Ce qui m'impressionne toujours chez elles: leur joie..., je n'en ai pas encore vue une seule qui avait l'air triste elles sont toujours en train de rire. Et pourtant leur vie n'est pas facile, levées vers 6h30 le matin elles ont toutes des tâches communautaires à faire chaque jour en plus des cours et certaines doivent en plus travailler pour payer leur scolarité qui est d'un coût plutôt minime: environ 20$ par mois (nourriture et logement compris).

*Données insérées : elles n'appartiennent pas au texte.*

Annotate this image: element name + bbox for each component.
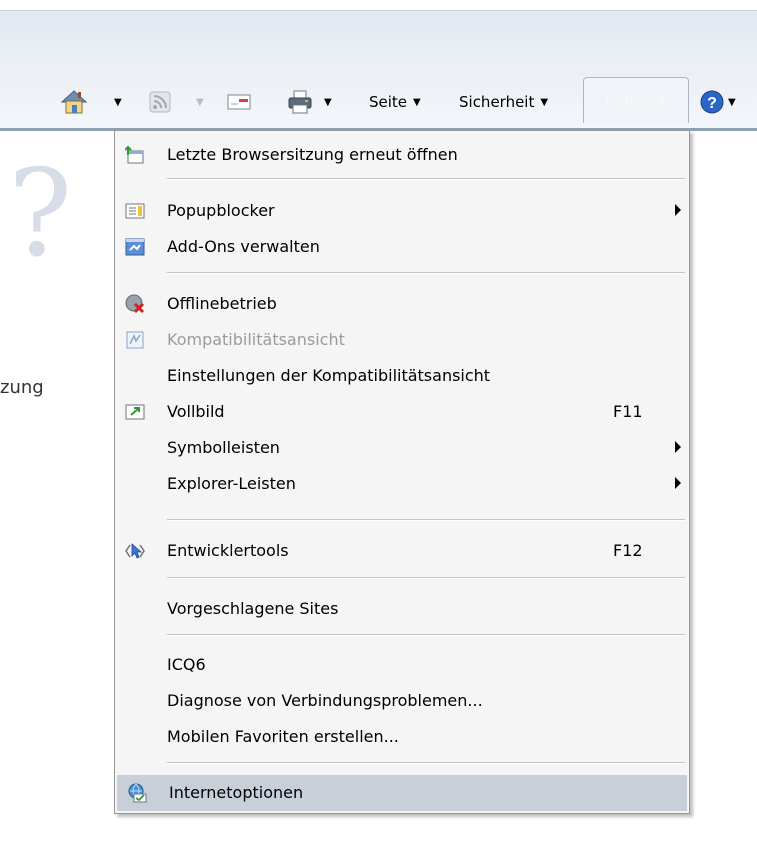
menu-item-label: Entwicklertools: [167, 541, 289, 560]
fullscreen-icon: [125, 404, 145, 420]
tools-menu-button[interactable]: Extras ▼: [583, 77, 689, 123]
menu-item-label: Internetoptionen: [169, 783, 304, 802]
submenu-arrow-icon: [675, 477, 681, 489]
menu-separator: [167, 519, 685, 521]
print-button[interactable]: [286, 82, 314, 122]
menu-item-mobile-favorites[interactable]: Mobilen Favoriten erstellen...: [115, 719, 689, 755]
menu-separator: [167, 178, 685, 180]
dropdown-arrow-icon: ▼: [728, 96, 736, 108]
menu-item-compatibility-settings[interactable]: Einstellungen der Kompatibilitätsansicht: [115, 358, 689, 394]
popup-blocker-icon: [125, 203, 145, 219]
menu-item-icq6[interactable]: ICQ6: [115, 647, 689, 683]
menu-item-shortcut: F11: [613, 402, 643, 421]
svg-text:?: ?: [707, 95, 717, 112]
help-icon: ?: [700, 90, 724, 114]
tools-dropdown-menu: Letzte Browsersitzung erneut öffnen Popu…: [114, 130, 690, 814]
home-dropdown-button[interactable]: ▼: [108, 82, 122, 122]
home-icon: [60, 90, 88, 114]
dropdown-arrow-icon: ▼: [324, 96, 332, 108]
background-question-mark: ?: [8, 145, 73, 284]
menu-item-label: Symbolleisten: [167, 438, 280, 457]
feeds-button[interactable]: [148, 82, 172, 122]
background-partial-text: zung: [0, 377, 44, 398]
menu-item-label: ICQ6: [167, 655, 206, 674]
menu-item-label: Offlinebetrieb: [167, 294, 277, 313]
security-menu-label: Sicherheit: [459, 93, 535, 111]
menu-item-popup-blocker[interactable]: Popupblocker: [115, 193, 689, 229]
menu-separator: [167, 577, 685, 579]
menu-item-label: Einstellungen der Kompatibilitätsansicht: [167, 366, 491, 385]
mail-icon: [227, 94, 251, 110]
compatibility-view-icon: [126, 331, 144, 349]
dropdown-arrow-icon: ▼: [114, 96, 122, 108]
dropdown-arrow-icon: ▼: [658, 95, 667, 106]
menu-item-fullscreen[interactable]: Vollbild F11: [115, 394, 689, 430]
reopen-session-icon: [125, 145, 144, 164]
tools-menu-label: Extras: [605, 91, 653, 110]
print-dropdown-button[interactable]: ▼: [318, 82, 332, 122]
menu-item-label: Mobilen Favoriten erstellen...: [167, 727, 399, 746]
submenu-arrow-icon: [675, 441, 681, 453]
menu-item-shortcut: F12: [613, 541, 643, 560]
offline-icon: [125, 294, 145, 314]
developer-tools-icon: [125, 543, 145, 559]
menu-item-label: Letzte Browsersitzung erneut öffnen: [167, 145, 458, 164]
menu-item-explorer-bars[interactable]: Explorer-Leisten: [115, 466, 689, 502]
dropdown-arrow-icon: ▼: [413, 96, 421, 108]
dropdown-arrow-icon: ▼: [540, 96, 549, 108]
menu-item-label: Explorer-Leisten: [167, 474, 296, 493]
internet-options-icon: [128, 783, 147, 803]
menu-item-reopen-session[interactable]: Letzte Browsersitzung erneut öffnen: [115, 137, 689, 173]
menu-item-offline[interactable]: Offlinebetrieb: [115, 286, 689, 322]
menu-separator: [167, 634, 685, 636]
feeds-dropdown-button[interactable]: ▼: [190, 82, 204, 122]
feeds-icon: [149, 91, 171, 113]
menu-item-label: Vollbild: [167, 402, 225, 421]
mail-button[interactable]: [226, 82, 252, 122]
home-button[interactable]: [60, 82, 88, 122]
dropdown-arrow-icon: ▼: [196, 96, 204, 108]
page-menu-button[interactable]: Seite ▼: [369, 82, 421, 122]
menu-item-label: Vorgeschlagene Sites: [167, 599, 339, 618]
menu-item-suggested-sites[interactable]: Vorgeschlagene Sites: [115, 591, 689, 627]
menu-separator: [167, 762, 685, 764]
menu-item-diagnose-connection[interactable]: Diagnose von Verbindungsproblemen...: [115, 683, 689, 719]
submenu-arrow-icon: [675, 204, 681, 216]
menu-separator: [167, 272, 685, 274]
print-icon: [288, 90, 312, 114]
security-menu-button[interactable]: Sicherheit ▼: [459, 82, 548, 122]
page-menu-label: Seite: [369, 93, 408, 111]
menu-item-developer-tools[interactable]: Entwicklertools F12: [115, 533, 689, 569]
menu-item-label: Diagnose von Verbindungsproblemen...: [167, 691, 483, 710]
menu-item-toolbars[interactable]: Symbolleisten: [115, 430, 689, 466]
help-menu-button[interactable]: ? ▼: [699, 82, 736, 122]
menu-item-label: Kompatibilitätsansicht: [167, 330, 345, 349]
menu-item-compatibility-view[interactable]: Kompatibilitätsansicht: [115, 322, 689, 358]
menu-item-internet-options[interactable]: Internetoptionen: [117, 775, 687, 811]
menu-item-manage-addons[interactable]: Add-Ons verwalten: [115, 229, 689, 265]
menu-item-label: Add-Ons verwalten: [167, 237, 320, 256]
addons-icon: [125, 238, 145, 256]
menu-item-label: Popupblocker: [167, 201, 275, 220]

Les gens gagnent vraiment peu ici, les profs environ 3000$ par année. La jeune fille qui vend des œufs à la porte et qui pourrait rentrer chez elle tous les soirs, préfère rester à l'institut la semaine car elle trouve cela cher de payer l'équivalent de 1$ par jour pour l'aller-retour...c'est dire ! Mais j'ai aussi l'impression que plusieurs aiment les conditions de vie et l'esprit qui règne à l'IER, ils ont de la bonne nourriture, de belles conditions de travail et surtout un esprit d'entraide et de fête très motivant, c'est certainement un salaire qui n'a pas de prix.

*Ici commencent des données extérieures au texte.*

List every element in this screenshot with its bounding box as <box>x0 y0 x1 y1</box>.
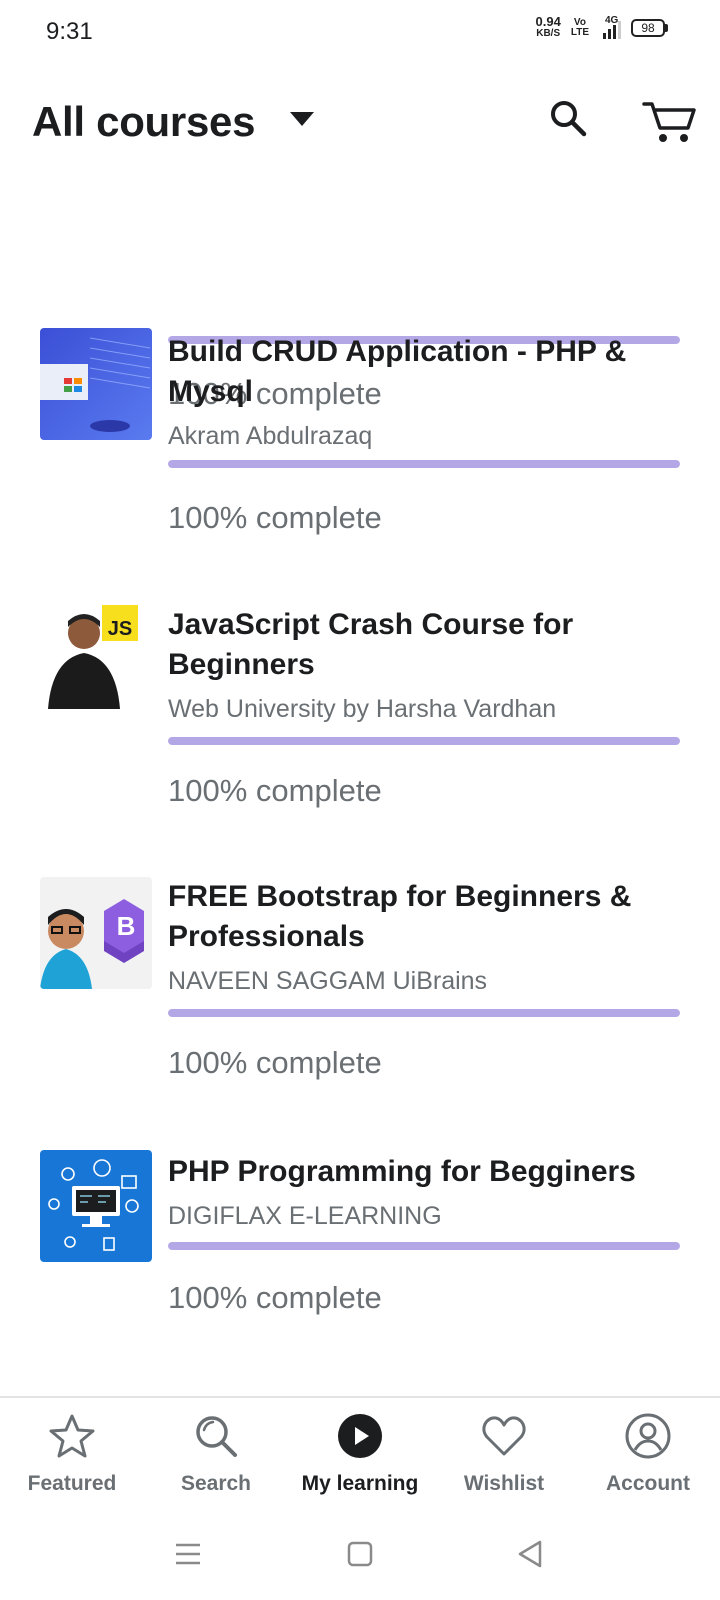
course-list[interactable]: 100% complete Build CRUD Application - P… <box>0 150 720 1396</box>
progress-bar <box>168 1009 680 1017</box>
complete-label: 100% complete <box>168 500 382 535</box>
course-thumbnail <box>40 1150 152 1262</box>
js-badge: JS <box>108 618 132 640</box>
nav-account[interactable]: Account <box>576 1398 720 1516</box>
nav-label: Search <box>180 1472 252 1495</box>
progress-fill <box>168 1242 680 1250</box>
progress-fill <box>168 1009 680 1017</box>
nav-featured[interactable]: Featured <box>0 1398 144 1516</box>
back-icon[interactable] <box>512 1536 548 1572</box>
course-author: NAVEEN SAGGAM UiBrains <box>168 967 488 995</box>
complete-label: 100% complete <box>168 1280 382 1315</box>
course-title[interactable]: JavaScript Crash Course for Beginners <box>168 605 688 685</box>
home-icon[interactable] <box>342 1536 378 1572</box>
progress-bar <box>168 460 680 468</box>
progress-fill <box>168 737 680 745</box>
star-icon <box>49 1414 95 1458</box>
search-icon[interactable] <box>548 98 588 138</box>
system-nav-bar <box>0 1514 720 1600</box>
app-header: All courses <box>0 64 720 174</box>
caret-down-icon[interactable] <box>290 112 314 126</box>
menu-icon[interactable] <box>170 1536 206 1572</box>
nav-label: Featured <box>27 1472 117 1495</box>
page-title[interactable]: All courses <box>32 98 255 146</box>
course-thumbnail: JS <box>40 605 152 717</box>
course-thumbnail: B <box>40 877 152 989</box>
bottom-nav: Featured Search My learning Wishlist Acc… <box>0 1396 720 1514</box>
battery-icon: 98 <box>631 19 668 37</box>
heart-icon <box>482 1416 526 1456</box>
nav-wishlist[interactable]: Wishlist <box>432 1398 576 1516</box>
course-author: Akram Abdulrazaq <box>168 422 373 450</box>
course-thumbnail <box>40 328 152 440</box>
network-speed: 0.94 KB/S <box>535 14 561 39</box>
nav-label: Wishlist <box>463 1472 545 1495</box>
progress-bar <box>168 737 680 745</box>
bootstrap-badge: B <box>117 911 136 941</box>
status-bar: 9:31 0.94 KB/S Vo LTE 4G 98 <box>0 0 720 64</box>
course-title[interactable]: Build CRUD Application - PHP & Mysql <box>168 332 688 412</box>
progress-fill <box>168 460 680 468</box>
complete-label: 100% complete <box>168 773 382 808</box>
nav-label: Account <box>606 1472 690 1495</box>
complete-label: 100% complete <box>168 1045 382 1080</box>
course-title[interactable]: PHP Programming for Begginers <box>168 1152 688 1192</box>
signal-icon: 4G <box>599 15 621 39</box>
status-time: 9:31 <box>46 18 93 45</box>
volte-indicator: Vo LTE <box>570 17 589 38</box>
nav-search[interactable]: Search <box>144 1398 288 1516</box>
cart-icon[interactable] <box>642 98 698 146</box>
status-indicators: 0.94 KB/S Vo LTE 4G 98 <box>535 14 668 40</box>
nav-label: My learning <box>301 1472 419 1495</box>
play-circle-icon <box>338 1414 382 1458</box>
course-title[interactable]: FREE Bootstrap for Beginners & Professio… <box>168 877 688 957</box>
course-author: DIGIFLAX E-LEARNING <box>168 1202 442 1230</box>
search-icon <box>196 1416 237 1457</box>
account-circle-icon <box>625 1413 671 1459</box>
nav-my-learning[interactable]: My learning <box>288 1398 432 1516</box>
course-author: Web University by Harsha Vardhan <box>168 695 557 723</box>
progress-bar <box>168 1242 680 1250</box>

À midi nous avons rencontré un prêtre médecin d'origine belge très engagé au niveau des mineurs dans la région de Potosi. Comme il travaille pour les pauvres et qu'il prend position pour eux, on a plusieurs fois tenté de le tuer. Lutter pour les pauvres demande un certain courage ici et se mêler de politique reste dangereux il ne faut pas l'oublier.

Ce qui est plus difficile comme adaptation, c'est de ne pas pouvoir sortir comme on veut. La nuit tombée il ne vaut mieux pas sortir, question de sécurité, donc on reste bien sagement entre les murs de l'IER. Le jour on peut se déplacer, mais comme on ne connaît pas trop la ville on prend les truffis qu'on connaît, ça limite un peu les explorations! Comme on sait qu'on ne peut pas ni manger ni boire n'importe où, ça nous limite aussi. Il va falloir se préparer sérieusement lorsqu'on fera des petits tours à l'extérieur de la ville. Comme je suis plutôt une fille de la campagne, j'ai bien hâte de découvrir un peu les montagnes qu'on voit d'ici, même si les pentes ont l'air pas mal à pic.

La période du carnaval à commencé, et j'ai reçu mes premières ballounes d'eau. En fait les jeunes les lancent à partir des voitures. Je trouve que je fais une cible un peu trop intéressante. J'ai eu une petite pensée pour Dominique qui y avait goûté elle aussi...oui ça fait mal! Nous avons vu aussi des groupes répéter dans la rue pour les danses des parades du Carnaval. Ça doit être vraiment beau avec les costumes, on vous racontera!


À la demande de Faboune, l'auteure avec son sombrero de Yankee contre les insolations.

Voilà pour aujourd'hui, je m'en vais réveiller les enfants qui doivent commencer l'école. Ils se sentent encore un peu trop en vacances et manquent un peu d'entrain lorsqu'il s'agit de faire des devoirs, mais ils travaillent tout de même et devraient s'en sortir.